Hércules frunció el ceño para después bajar la vista. Deyanira pudo ver su rostro reflejado en el agua de la piscina y constató que, a sus veinte años, el Ateniense ya tenía arrugas de preocupación alrededor de los ojos.

—Sé que no es apropiado. Pero… ver esas personas enamoradas y saber que tienes a alguien que te quiere de verdad, que te valora…

Deyanira quedó sorprendida ante semejante pensamiento. Que un hombre indagara sobre un sentimiento tan femenino no era costumbre. Mucho menos un gladiador, que era frío como un témpano. ¿Adónde pretendía llegar?

Un breve silencio precedió la respuesta.

—Así es —su voz sonó ronca.

Hércules se animó.

—¿Lo has sentido alguna vez?

Con manos temblorosas, Deyanira apartó de la nuca de él un mechón de pelo húmedo para continuar con el masaje.

"Oh, por Venus, claro que sí". Que la crucificaran si no era amor lo que sentía por aquel hombre. Lo amaba en ese mismo momento mientras acariciaba su piel cálida. Lo amaba cada vez que era tomada por su domine, cuando cerraba los ojos y lo imaginaba.

Lo amaba cuando pensaba en él, que era día y noche, a cada instante.

Y ese maldito sentimiento no correspondido la estaba sumiendo en una agonía lenta y dolorosa. Matándola en vida.

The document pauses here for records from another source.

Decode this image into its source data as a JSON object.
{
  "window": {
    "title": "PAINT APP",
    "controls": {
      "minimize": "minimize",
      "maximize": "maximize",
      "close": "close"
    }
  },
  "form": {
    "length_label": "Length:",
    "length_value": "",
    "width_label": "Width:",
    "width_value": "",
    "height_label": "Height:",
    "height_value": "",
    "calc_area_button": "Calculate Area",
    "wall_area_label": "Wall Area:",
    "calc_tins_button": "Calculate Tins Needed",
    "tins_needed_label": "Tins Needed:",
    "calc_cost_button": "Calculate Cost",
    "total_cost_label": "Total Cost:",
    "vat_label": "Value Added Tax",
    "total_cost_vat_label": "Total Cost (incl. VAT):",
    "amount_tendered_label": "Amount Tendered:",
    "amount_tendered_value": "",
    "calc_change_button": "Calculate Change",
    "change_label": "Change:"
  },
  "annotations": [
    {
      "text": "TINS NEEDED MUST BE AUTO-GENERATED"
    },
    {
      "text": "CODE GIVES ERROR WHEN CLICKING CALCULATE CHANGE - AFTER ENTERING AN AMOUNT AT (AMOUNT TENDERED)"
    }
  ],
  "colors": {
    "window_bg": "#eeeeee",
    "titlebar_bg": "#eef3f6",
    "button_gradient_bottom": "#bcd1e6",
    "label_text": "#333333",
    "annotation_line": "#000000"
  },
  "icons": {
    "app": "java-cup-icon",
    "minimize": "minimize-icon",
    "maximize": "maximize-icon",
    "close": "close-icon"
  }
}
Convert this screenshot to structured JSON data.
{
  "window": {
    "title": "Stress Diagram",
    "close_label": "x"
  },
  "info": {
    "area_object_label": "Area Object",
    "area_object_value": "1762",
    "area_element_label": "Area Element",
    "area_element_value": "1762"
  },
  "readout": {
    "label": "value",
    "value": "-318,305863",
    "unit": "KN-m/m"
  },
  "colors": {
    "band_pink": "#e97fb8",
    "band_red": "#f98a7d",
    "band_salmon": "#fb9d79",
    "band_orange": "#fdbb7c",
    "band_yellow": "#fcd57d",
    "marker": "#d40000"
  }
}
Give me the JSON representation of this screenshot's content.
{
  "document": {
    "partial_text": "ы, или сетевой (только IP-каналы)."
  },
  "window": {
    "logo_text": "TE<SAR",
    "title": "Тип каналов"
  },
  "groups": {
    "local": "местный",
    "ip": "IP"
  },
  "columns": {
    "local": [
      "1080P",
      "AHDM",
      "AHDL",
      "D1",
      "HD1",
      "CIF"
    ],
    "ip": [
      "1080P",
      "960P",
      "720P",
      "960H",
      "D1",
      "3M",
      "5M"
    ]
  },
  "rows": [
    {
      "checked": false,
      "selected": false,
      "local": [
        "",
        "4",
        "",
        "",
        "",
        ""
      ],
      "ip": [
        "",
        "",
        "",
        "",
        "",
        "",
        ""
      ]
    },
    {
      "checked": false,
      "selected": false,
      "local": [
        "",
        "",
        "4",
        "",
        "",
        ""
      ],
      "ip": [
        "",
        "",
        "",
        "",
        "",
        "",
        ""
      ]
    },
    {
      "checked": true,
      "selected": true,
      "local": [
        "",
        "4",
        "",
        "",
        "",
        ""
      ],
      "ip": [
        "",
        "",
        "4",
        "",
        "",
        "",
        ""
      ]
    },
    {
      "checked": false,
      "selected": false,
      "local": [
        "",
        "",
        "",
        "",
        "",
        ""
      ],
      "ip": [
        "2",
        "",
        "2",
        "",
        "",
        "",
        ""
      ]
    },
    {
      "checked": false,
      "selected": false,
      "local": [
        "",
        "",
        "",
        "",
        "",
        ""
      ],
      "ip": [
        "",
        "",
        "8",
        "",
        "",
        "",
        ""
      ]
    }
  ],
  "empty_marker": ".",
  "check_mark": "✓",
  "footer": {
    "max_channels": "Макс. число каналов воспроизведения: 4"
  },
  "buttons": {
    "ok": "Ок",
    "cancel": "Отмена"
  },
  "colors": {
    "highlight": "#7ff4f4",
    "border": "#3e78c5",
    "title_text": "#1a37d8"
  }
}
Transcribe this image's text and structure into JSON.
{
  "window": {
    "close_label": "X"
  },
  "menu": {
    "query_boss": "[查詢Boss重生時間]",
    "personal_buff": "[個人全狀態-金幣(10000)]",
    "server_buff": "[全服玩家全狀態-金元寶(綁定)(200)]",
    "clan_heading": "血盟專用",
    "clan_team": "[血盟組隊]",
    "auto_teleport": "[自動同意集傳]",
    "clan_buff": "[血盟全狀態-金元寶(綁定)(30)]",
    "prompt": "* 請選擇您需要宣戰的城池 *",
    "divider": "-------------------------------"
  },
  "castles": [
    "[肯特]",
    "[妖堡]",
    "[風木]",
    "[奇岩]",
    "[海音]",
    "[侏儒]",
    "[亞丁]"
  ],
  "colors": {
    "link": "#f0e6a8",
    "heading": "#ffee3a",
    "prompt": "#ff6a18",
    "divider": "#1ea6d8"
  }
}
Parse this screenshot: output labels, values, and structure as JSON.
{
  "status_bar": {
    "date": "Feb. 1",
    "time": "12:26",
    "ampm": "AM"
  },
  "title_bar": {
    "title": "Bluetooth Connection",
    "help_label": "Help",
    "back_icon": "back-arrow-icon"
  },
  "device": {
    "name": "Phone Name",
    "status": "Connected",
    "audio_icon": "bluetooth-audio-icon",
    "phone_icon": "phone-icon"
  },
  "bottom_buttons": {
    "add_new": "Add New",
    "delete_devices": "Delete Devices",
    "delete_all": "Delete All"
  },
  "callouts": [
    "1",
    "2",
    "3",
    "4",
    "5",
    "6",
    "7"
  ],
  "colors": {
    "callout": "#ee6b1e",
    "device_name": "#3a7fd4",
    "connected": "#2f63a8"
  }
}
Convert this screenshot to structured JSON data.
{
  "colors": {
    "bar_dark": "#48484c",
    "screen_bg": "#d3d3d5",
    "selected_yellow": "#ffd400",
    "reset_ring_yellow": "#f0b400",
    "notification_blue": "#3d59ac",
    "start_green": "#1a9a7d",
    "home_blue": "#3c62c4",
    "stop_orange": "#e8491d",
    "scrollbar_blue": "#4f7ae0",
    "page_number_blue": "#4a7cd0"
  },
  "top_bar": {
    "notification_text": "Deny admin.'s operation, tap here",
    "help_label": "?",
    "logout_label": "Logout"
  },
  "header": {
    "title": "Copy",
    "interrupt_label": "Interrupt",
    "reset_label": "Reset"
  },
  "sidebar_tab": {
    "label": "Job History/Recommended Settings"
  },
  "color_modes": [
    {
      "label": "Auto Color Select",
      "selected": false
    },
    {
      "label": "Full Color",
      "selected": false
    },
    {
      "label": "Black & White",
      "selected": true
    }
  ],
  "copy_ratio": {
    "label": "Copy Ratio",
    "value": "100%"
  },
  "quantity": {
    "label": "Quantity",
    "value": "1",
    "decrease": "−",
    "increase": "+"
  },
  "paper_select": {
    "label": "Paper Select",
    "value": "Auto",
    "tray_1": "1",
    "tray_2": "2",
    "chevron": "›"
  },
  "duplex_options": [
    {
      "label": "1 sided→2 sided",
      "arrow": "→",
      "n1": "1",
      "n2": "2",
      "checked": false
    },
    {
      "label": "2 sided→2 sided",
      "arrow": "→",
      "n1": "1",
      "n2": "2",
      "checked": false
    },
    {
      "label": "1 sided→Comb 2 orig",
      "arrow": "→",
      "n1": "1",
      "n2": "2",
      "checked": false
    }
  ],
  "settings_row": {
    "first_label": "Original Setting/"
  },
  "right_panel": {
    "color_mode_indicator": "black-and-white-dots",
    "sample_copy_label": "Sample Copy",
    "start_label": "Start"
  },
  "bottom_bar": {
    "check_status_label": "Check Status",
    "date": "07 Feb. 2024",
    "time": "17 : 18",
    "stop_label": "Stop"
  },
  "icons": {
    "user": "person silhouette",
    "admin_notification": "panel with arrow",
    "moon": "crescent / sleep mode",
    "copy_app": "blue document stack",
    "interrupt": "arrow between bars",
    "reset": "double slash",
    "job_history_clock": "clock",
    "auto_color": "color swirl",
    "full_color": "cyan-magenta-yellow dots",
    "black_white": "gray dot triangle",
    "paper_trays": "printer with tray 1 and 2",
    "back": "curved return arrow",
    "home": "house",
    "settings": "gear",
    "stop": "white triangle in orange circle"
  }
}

—No, Hércules —mintió sin poder evitar el resentimiento—. Nosotros, los esclavos, no podemos sentir amor. Nuestras emociones no nos pertenecen.

Él se dio la vuelta y Deyanira pudo ver como los ojos del gladiador cambiaban de tonalidad, tornándose más brillantes.

—Te equivocas —la increpó—. Los romanos podrán encadenar nuestro cuerpo, pero jamás nuestro corazón.

La estaba mirando con anhelo. Sin embargo, no osó confundir el significado de esa mirada. Eran las ansias de cubrir el vacío de su corazón, de sanar su interior lo que el Ateniense buscaba. Hércules necesitaba alguien que lo hiciera sentir vivo. Alguien a quien amar. Alguien por quien luchar. Y esa persona no era ella.

—Debo irme.

Y se alejó presurosa, sin que el Ateniense fuera capaz de comprender tan súbito cambio de humor.